Par ailleurs, parmi les coûts d'opération figurent les coûts de la disponibilité et de la sécurité. La mise en place et la maintenance de ces équipements est prise en charge par le prestataire et le coût mutualisé entre tous les clients, ce qui s'exprime par une réduction des coûts pour chacun.
variabilisation et traçabilité des coûts
Souvenez-vous, on n'empile plus les usages sur une infrastructure mutualisée dans un data center, on construit des îlots fonctionnels les uns à côté des autres. Les coûts de mise en place, d'exploitation et de maintenance de chaque îlot sont parfaitement traçables et si vous pratiquez la comptabilité analytique, la facturation des ressources aux services concernés devient facile et non plus sujette à des discussions sans fin.
Mieux, la variabilisation des coûts vous dispense d'investissements importants et transforme chaque coût en coût variable. Chaque service peut être ainsi challengé à réduire ses coûts en permanence.

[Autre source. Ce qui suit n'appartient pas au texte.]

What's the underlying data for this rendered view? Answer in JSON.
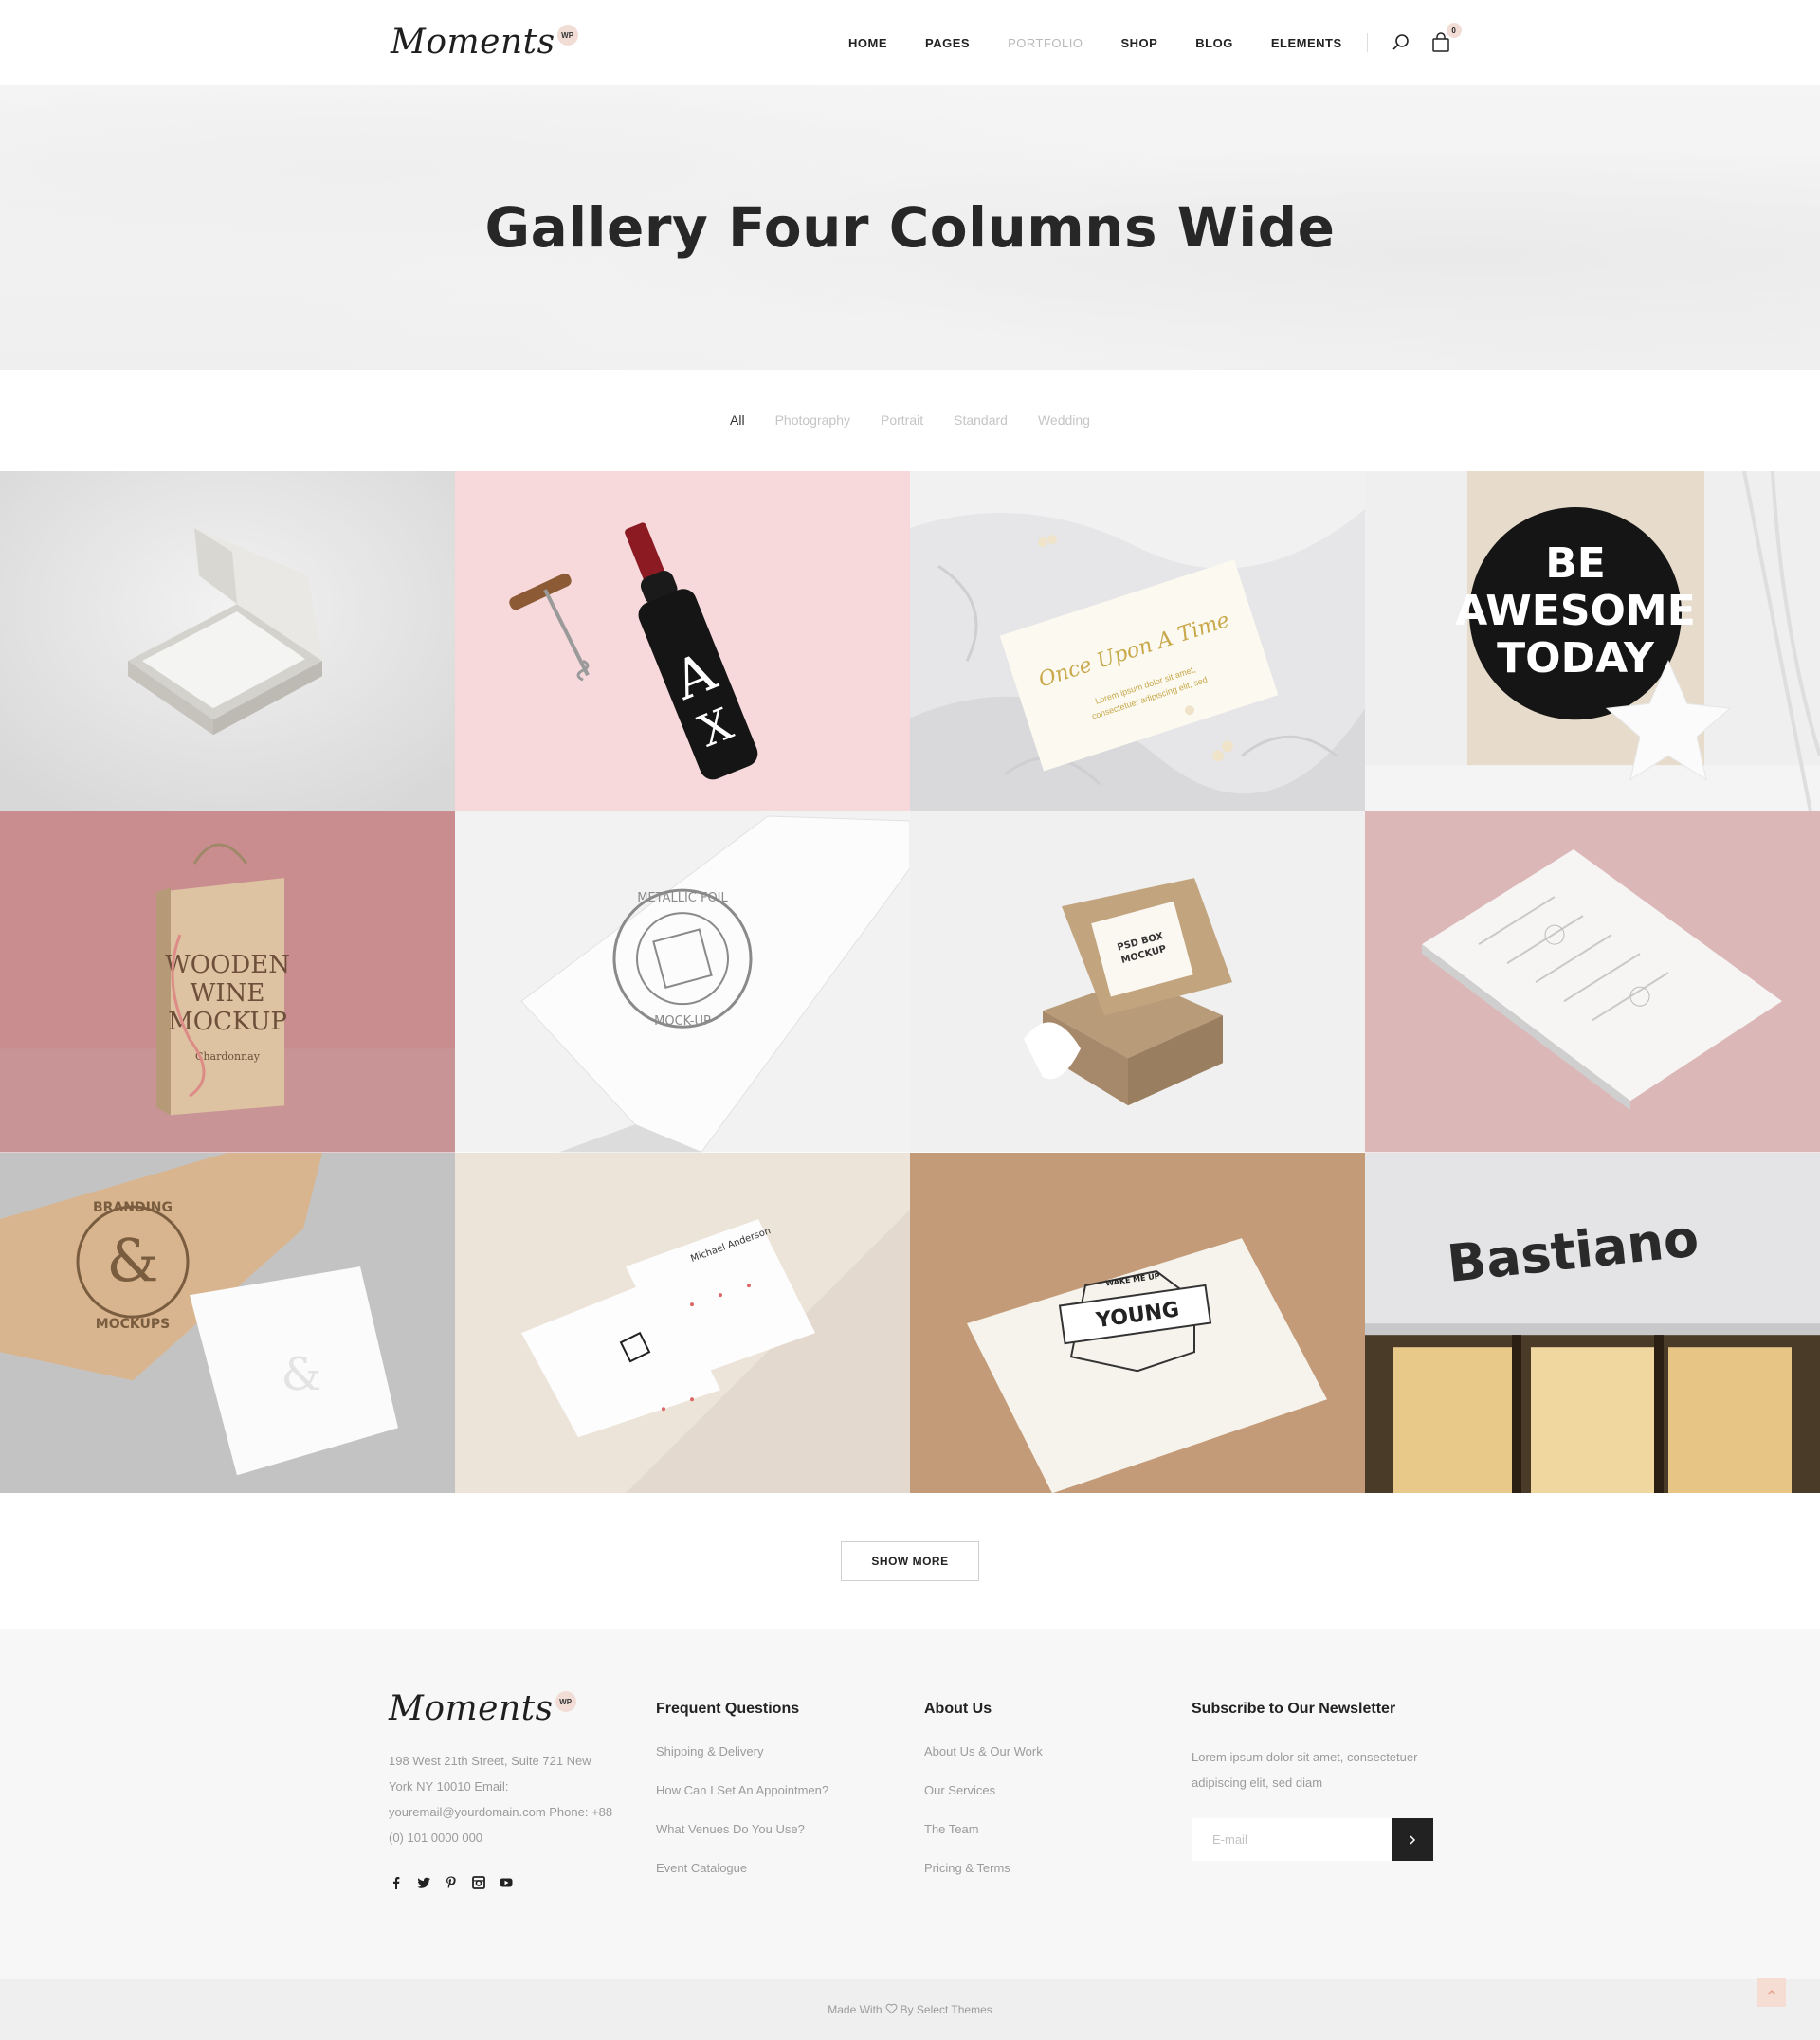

meilleure utilisation des actifs
Une façon de booster votre retour sur le capital investi (ROIC) est d'augmenter les gains. Une autre façon est de diminuer les actifs. Or, dans une entreprise, et spécialement dans une PME, le patrimoine informatique représente souvent un montant non négligeable. Dès lors, une solution évidente est de diminuer le montant des actifs informatiques. Le cloud, justement, permet exactement cela en transformant tous les achats de matériel en coûts variables. Dans de nombreux cas, c'est cette transformation capex/opex qui est le premier moteur d'une transition vers le cloud.
le modèle SaaS
Les modèles du cloud sont nombreux. Vous avez probablement entendu parler de Iaas (Infrastructure as a Service) et PaaS (Platform as a Service) par exemple. Notre propos n'est pas d'entrer dans ce détail technique, mais parmi ces variantes, il s'en trouve une qui mérite toute votre attention : le SaaS (Software as a Service). Vous l'utilisez probablement tous les jours sans connaitre son nom. Dans cette variante, le prestataire vous met à disposition toute une infrastructure technique et une application. Pensez à Gmail par exemple : une application de messagerie complète vous est mise à disposition sans que vous ayez à vous préoccuper de la mise en place d'infrastructures ou de logiciels pour la faire tourner. Le prestataire s’occupe de tout : des équipements, du système d’exploitation et de l’application, vous ne vous occupez de rien et vous vous contentez d’utiliser les fonctionnalités de l’application. De nombreux services à destination des entreprises sont disponibles : des services de stockage et de partage de fichiers (Dropbox), des services de bureautique (Microsoft Office 365 par exemple), des logiciels de gestion de la relation client (Salesforce), des logiciels de gestion de ressources humaines, de comptabilité, etc... Et même les "gros" ERP comme SAP4/Hana sont maintenant disponibles dans des offres de ce type. Pensez-y lors de votre prochain achat d'application : c'est un bon moyen de déléguer les opérations techniques et de variabiliser vos coûts une fois pour toutes, avec des licences au siège et non plus au serveur.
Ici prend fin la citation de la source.